Chi era presente alla cerimonia di Teheran
Alla preghiera funebre hanno partecipato il presidente iraniano Masoud Pezeshkian, alti esponenti politici e militari e numerose autorità religiose. La cerimonia si è svolta nella Grande Mosalla di Teheran, tra bandiere iraniane, slogan contro Stati Uniti e Israele e richieste di vendetta da parte di parte della folla.
Assente invece il nuovo leader supremo Mojtaba Khamenei, che secondo diverse ricostruzioni non avrebbe partecipato per ragioni di sicurezza dopo essere rimasto ferito durante gli attacchi che hanno provocato la morte del padre.
Funerali di Khamenei, cosa cambia ora per l’Iran
Le esequie rappresentano non solo un momento di lutto nazionale, ma anche un passaggio politico cruciale per la Repubblica Islamica. Le commemorazioni, che proseguiranno in diverse città iraniane prima della sepoltura a Mashhad, hanno temporaneamente rallentato i colloqui diplomatici tra Teheran e Washington, mentre resta in vigore una fragile tregua dopo il conflitto delle scorse settimane.
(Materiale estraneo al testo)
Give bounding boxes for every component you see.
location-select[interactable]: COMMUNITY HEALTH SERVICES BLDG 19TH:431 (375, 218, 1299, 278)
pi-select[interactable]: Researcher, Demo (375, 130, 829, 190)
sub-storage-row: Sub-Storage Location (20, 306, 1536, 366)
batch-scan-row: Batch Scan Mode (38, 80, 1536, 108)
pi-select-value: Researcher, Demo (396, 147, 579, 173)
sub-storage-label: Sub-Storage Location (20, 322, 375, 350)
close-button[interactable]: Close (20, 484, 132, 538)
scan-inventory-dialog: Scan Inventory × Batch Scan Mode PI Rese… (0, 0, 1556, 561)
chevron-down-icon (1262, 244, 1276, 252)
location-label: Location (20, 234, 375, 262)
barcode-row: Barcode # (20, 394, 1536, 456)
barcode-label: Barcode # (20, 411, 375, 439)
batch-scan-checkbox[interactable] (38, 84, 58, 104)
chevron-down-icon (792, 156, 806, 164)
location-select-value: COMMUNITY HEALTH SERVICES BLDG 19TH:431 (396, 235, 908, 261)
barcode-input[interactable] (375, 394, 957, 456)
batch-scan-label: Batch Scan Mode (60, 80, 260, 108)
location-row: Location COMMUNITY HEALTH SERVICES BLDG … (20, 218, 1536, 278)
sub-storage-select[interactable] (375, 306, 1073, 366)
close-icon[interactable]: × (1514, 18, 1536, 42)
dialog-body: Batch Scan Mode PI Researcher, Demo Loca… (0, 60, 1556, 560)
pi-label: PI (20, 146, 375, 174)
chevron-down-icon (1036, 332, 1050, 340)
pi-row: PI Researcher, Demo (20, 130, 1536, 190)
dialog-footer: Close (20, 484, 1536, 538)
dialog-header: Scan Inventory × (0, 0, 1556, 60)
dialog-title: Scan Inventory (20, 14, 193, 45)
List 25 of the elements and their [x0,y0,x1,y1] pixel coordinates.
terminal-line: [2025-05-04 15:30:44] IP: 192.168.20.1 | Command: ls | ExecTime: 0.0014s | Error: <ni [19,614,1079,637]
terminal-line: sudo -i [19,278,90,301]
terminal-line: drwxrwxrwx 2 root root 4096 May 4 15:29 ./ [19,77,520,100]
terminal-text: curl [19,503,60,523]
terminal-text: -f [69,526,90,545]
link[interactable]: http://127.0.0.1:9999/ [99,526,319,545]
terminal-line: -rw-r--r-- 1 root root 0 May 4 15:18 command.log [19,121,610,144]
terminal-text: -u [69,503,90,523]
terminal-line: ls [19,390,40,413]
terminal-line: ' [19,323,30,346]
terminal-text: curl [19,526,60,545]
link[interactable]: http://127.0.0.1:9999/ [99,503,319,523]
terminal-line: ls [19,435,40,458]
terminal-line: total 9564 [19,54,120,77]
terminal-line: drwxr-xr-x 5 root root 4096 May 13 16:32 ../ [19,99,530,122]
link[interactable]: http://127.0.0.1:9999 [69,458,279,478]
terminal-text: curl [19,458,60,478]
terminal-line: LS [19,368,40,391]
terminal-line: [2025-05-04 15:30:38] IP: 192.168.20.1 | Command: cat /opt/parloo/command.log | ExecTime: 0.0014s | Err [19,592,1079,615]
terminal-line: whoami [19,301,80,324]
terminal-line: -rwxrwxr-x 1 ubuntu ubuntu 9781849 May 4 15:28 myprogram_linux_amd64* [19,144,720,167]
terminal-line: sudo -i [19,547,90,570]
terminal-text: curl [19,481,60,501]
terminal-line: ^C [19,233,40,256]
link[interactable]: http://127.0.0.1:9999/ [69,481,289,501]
Le autorità iraniane hanno rafforzato le misure di sicurezza durante tutte le celebrazioni, considerate ad alto rischio sia per l’elevato numero di partecipanti sia per il delicato contesto internazionale. Parallelamente, la comunità internazionale continua a osservare con attenzione gli sviluppi politici interni e le possibili ripercussioni sugli equilibri del Medio Oriente.
Le immagini provenienti da Teheran mostrano un Paese raccolto attorno a una delle figure più influenti della sua storia recente. Al termine delle commemorazioni sarà soprattutto il nuovo equilibrio politico interno a determinare la direzione che prenderanno i rapporti dell’Iran con il resto del mondo.